La realidad es que con estas Leyes únicamente se ha pretendido otorgar derechos a una situación de hecho, con el único objetivo de allegar votos o satisfacer el llamado complejo progresista del que hacen gala algunos políticos. Y la consecuencia es que homologar las parejas de hecho es discriminar a la familia: es injusto tratar igual a los distintos. Se ha reducido la familia a un mero centro de consumo con el que el único compromiso social es elevar su calidad de vida. A la inversa, cualquier tipo de convivencia que consuma es considerado familia. Es curioso que el Estado únicamente persiga la mejora de la calidad de vida de sus ciudadanos, cuando para muchas personas su principal y más dramático problema es la dificultad de realizar su proyecto de vida familiar: se ofrecen soluciones a los problemas económicos, mientras se ignoran —o se juega frívolamente— con los problemas sociales.
La consecuencia de esta frivolidad progresista es evidente: la fidelidad entre los menores de 30 años es del 50%; ha crecido el porcentaje de cohabitación; tenemos la más baja natalidad del mundo; el porcentaje de familias monoparentales (soltería, divorcios, viudedad) ronda el 5%; el porcentaje de niños extramatrimoniales se ha elevado al 11%; ha disminuido la nupcialidad y ésta se retrasa hasta los 27-30 años; se ha reducido drásticamente el número de familias con 5 o más miembros. La sociedad se asusta hipócritamente con estos datos, porque una sociedad con familias inestables también es inestable; pero no parece dispuesta a exigir a sus gobernantes que pongan coto a las causas.

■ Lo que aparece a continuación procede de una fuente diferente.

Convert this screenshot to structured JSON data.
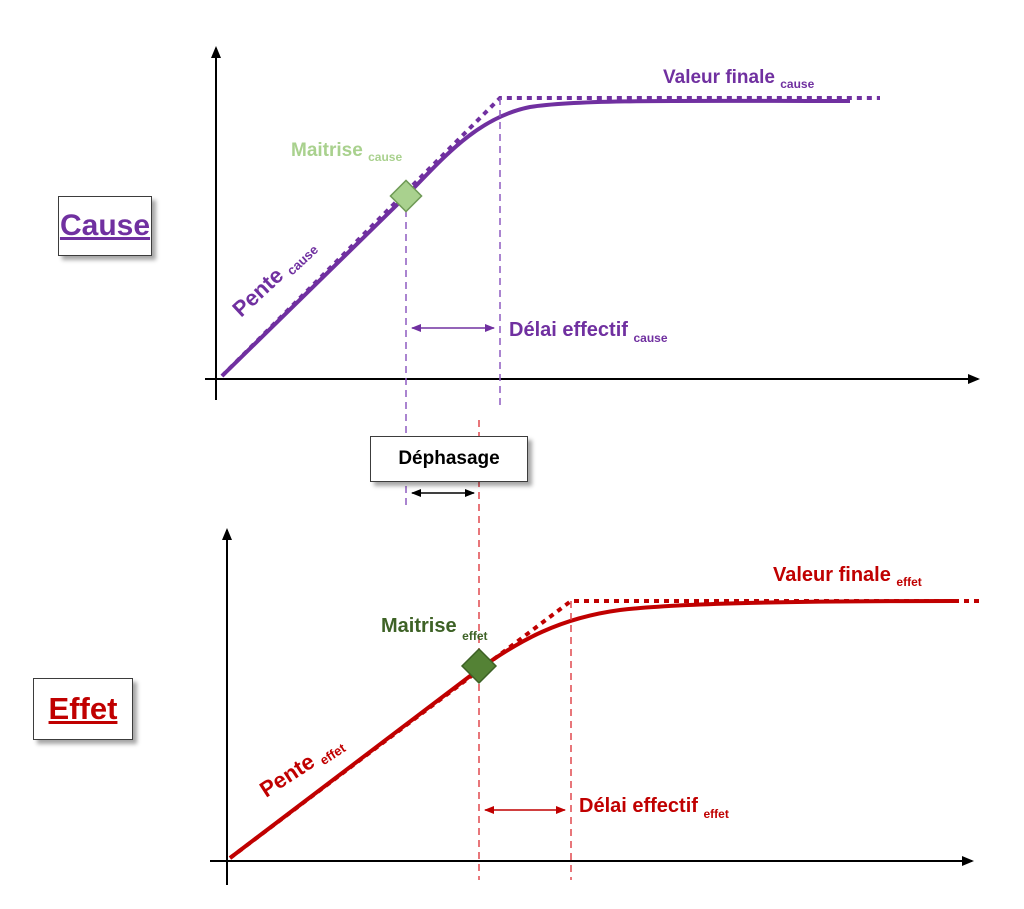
{
  "colors": {
    "cause": "#7030a0",
    "effet": "#c00000",
    "maitrise_cause": "#a9d18e",
    "maitrise_effet": "#548235",
    "axis": "#000000"
  },
  "labels": {
    "cause_box": "Cause",
    "effet_box": "Effet",
    "dephasage": "Déphasage",
    "valeur_finale": "Valeur finale",
    "maitrise": "Maitrise",
    "pente": "Pente",
    "delai_effectif": "Délai effectif",
    "sub_cause": "cause",
    "sub_effet": "effet"
  }
}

Como decíamos al principio, el matrimonio nace con vocación vitalicia; pero desgraciadamente, en muchas ocasiones termina antes que la vida de uno de los cónyuges. Donde hay libertad humana habrá discrepancia de pareceres y planes; y en algunos casos esta discrepancia llevará a la ruptura. Pero ésta debería ser la excepción, debiendo ayudar la sociedad a llevar a término el mayor número de proyectos matrimoniales iniciados. Es obligación del Estado fortalecer en la medida de sus posibilidades —la libertad humana no puede violarse— la institución matrimonial, estableciendo una regulación de la separación matrimonial y el divorcio que persuada a los cónyuges de la ruptura, evitando la frivolidad con que

se producen muchas de ellas (desde 1982 se han producido 1,4 millones de separaciones o divorcios).
Se debe evitar que la mera existencia legal del divorcio se configure como una causa de la ruptura, al presentarse como camino fácil frente al esfuerzo necesario para superar cualquier crisis matrimonial. Por otra parte, la facilidad del divorcio introduce un elemento de desconfianza en la relación matrimonial, dificultando la entrega absoluta que es la base imprescindible de su permanencia y éxito. Se ha demostrado eficaz en este sentido establecer plazos de reflexión y reconciliación, durante los que se descubre que el remedio de la ruptura es peor que la enfermedad de la discrepancia; y a largo plazo se reconducen con éxito crisis matrimoniales que a corto —en plena confrontación— no veían salida. Por el contrario, puede constatarse que en los países europeos, cuando se ha flexibilizado la regulación del divorcio simplificado los trámites, el número de estos ha subido rápidamente.
Por otra parte, se debe fortalecer la seguridad jurídica de los cónyuges, dificultando al máximo el acceso al divorcio en contra de la voluntad de una de las partes; e incluso regulando un contrato matrimonial que no fuese nunca disoluble judicialmente sin el previo consentimiento de ambas partes. Todo ello, sin limitar la actuación de los jueces en los casos de nulidad matrimonial o de violencia doméstica física o psicológica.